Here's how Rush Limbaugh mimics Hu Jintao's Chinese, with lots of S- and Z- and SH- and CHING CHONG sounds. (Embedded video from Colbert.) Limbaugh's now-infamous rendering of Chinese, introduced by "it sounds like all the same word," starts one minute in.
|The Colbert Report||Mon - Thurs 11:30pm / 10:30c|
|Rush Limbaugh Speaks Chinese|
My first impression while studying Chinese was exactly like Rush's -- that Chinese syllables all sound the same. Why did Rush Limbaugh get that impression, and why did I? It's possible that he and I took different paths toward that conclusion. Mine was based on linguistics, and here's a summary of the linguistic answer I wrote about in my book, Dreaming in Chinese:
Words in Chinese are drawn from an inventory of only about 400 syllables -- mostly short little consonant-vowel syllables like hu, ta, shi, ma, zhe, xi, hao, or those ending with an -N or -NG sound, like zhong or shan. Nearly all Chinese words are made from either one syllable, or two of these short syllables glued together. Compare this with English, which has about 4000 syllables to work with -- ten times as many -- and a great number of them very long and clumsy and very, very different from each other, like "stretched" or "glimpse" or "crabs". (Chinese does not have "consonant clusters" in its syllables, like the "gl" and "mps" of "glimpse.")

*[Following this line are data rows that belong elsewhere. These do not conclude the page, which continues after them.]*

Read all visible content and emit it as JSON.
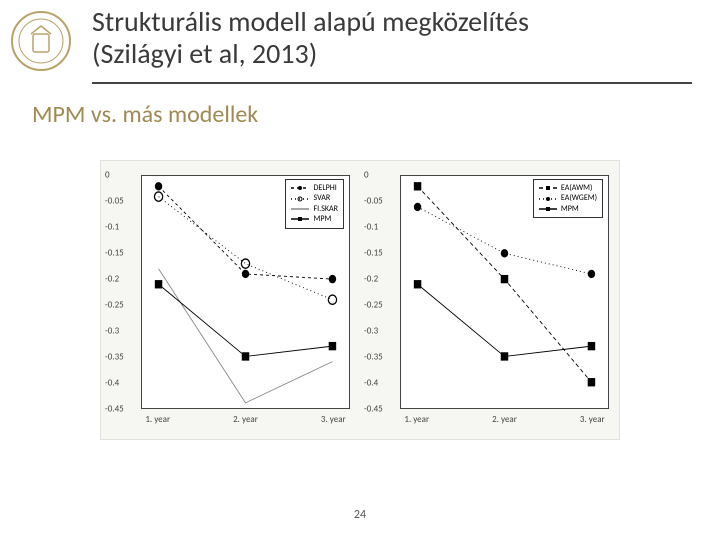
{
  "title_line1": "Strukturális modell alapú megközelítés",
  "title_line2": "(Szilágyi et al, 2013)",
  "subtitle": "MPM vs. más modellek",
  "page_number": "24",
  "bg_panel": "#f6f6f2",
  "chart": {
    "ylim": [
      -0.45,
      0.0
    ],
    "yticks": [
      0,
      -0.05,
      -0.1,
      -0.15,
      -0.2,
      -0.25,
      -0.3,
      -0.35,
      -0.4,
      -0.45
    ],
    "xlabels": [
      "1. year",
      "2. year",
      "3. year"
    ],
    "axis_color": "#444444",
    "grid": false,
    "left": {
      "legend": [
        "DELPHI",
        "SVAR",
        "FI.SKAR",
        "MPM"
      ],
      "series": [
        {
          "name": "DELPHI",
          "color": "#000000",
          "dash": "3 3",
          "marker": "dot",
          "vals": [
            -0.02,
            -0.19,
            -0.2
          ]
        },
        {
          "name": "SVAR",
          "color": "#000000",
          "dash": "1 3",
          "marker": "circle",
          "vals": [
            -0.04,
            -0.17,
            -0.24
          ]
        },
        {
          "name": "FI.SKAR",
          "color": "#888888",
          "dash": "none",
          "marker": "none",
          "vals": [
            -0.18,
            -0.44,
            -0.36
          ]
        },
        {
          "name": "MPM",
          "color": "#000000",
          "dash": "none",
          "marker": "square",
          "vals": [
            -0.21,
            -0.35,
            -0.33
          ]
        }
      ]
    },
    "right": {
      "legend": [
        "EA(AWM)",
        "EA(WGEM)",
        "MPM"
      ],
      "series": [
        {
          "name": "EA(AWM)",
          "color": "#000000",
          "dash": "4 3",
          "marker": "square",
          "vals": [
            -0.02,
            -0.2,
            -0.4
          ]
        },
        {
          "name": "EA(WGEM)",
          "color": "#000000",
          "dash": "1 3",
          "marker": "dot",
          "vals": [
            -0.06,
            -0.15,
            -0.19
          ]
        },
        {
          "name": "MPM",
          "color": "#000000",
          "dash": "none",
          "marker": "square",
          "vals": [
            -0.21,
            -0.35,
            -0.33
          ]
        }
      ]
    }
  }
}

There are so many possible combinations in English that it's not a matter of cultural insensitivity, but of simple phonetics and phonology, to say that English words don't "sound the same." (For the classic rendering of how English sounds if you don't understand it, there is this famous Italian music video, "Prisencolinensinainciusol.") But with so very few simple syllables to work with in Chinese, it's no wonder that Chinese words seem to all sound the same to us! Even if you're trying harder than Rush Limbaugh may have been.

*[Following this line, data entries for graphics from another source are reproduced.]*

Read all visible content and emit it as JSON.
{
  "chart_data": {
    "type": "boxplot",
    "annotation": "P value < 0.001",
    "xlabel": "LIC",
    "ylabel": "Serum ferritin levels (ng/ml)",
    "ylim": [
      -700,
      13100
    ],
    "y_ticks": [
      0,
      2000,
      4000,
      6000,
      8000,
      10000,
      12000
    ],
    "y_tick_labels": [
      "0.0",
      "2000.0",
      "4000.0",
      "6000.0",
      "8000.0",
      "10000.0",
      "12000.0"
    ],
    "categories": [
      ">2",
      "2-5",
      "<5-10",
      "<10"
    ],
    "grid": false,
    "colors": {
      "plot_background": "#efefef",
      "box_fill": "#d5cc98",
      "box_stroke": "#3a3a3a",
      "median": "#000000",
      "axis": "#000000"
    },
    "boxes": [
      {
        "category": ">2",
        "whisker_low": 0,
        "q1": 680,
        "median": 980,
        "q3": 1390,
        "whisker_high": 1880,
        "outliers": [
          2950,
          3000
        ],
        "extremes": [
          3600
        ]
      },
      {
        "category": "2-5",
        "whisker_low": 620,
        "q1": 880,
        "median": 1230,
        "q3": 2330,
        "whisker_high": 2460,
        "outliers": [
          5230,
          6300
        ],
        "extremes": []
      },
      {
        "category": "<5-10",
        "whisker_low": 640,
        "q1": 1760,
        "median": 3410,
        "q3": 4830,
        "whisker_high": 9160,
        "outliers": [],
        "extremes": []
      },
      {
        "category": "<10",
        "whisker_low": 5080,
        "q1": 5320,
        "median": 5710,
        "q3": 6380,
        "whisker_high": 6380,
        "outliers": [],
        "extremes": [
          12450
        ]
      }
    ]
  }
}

To compound the problem, the Chinese sound system leans heavily on the family of S and Z sounds; Chinese has lots of variations of the consonant sounds of s, z, sh, ch, zh, x, ts, and other similar ones. English is missing a lot of these particularly Chinese sounds, so they sound alien to us, and we have a hard time hearing the differences among them. English speakers think that Chinese has even fewer different sounds than the small number it actually has, because the differences between a lot of them are ones we just don't hear.
So -- and I didn't imagine myself saying this -- in this case, Rush Limbaugh is right. To our English ears Chinese words all "sound the same."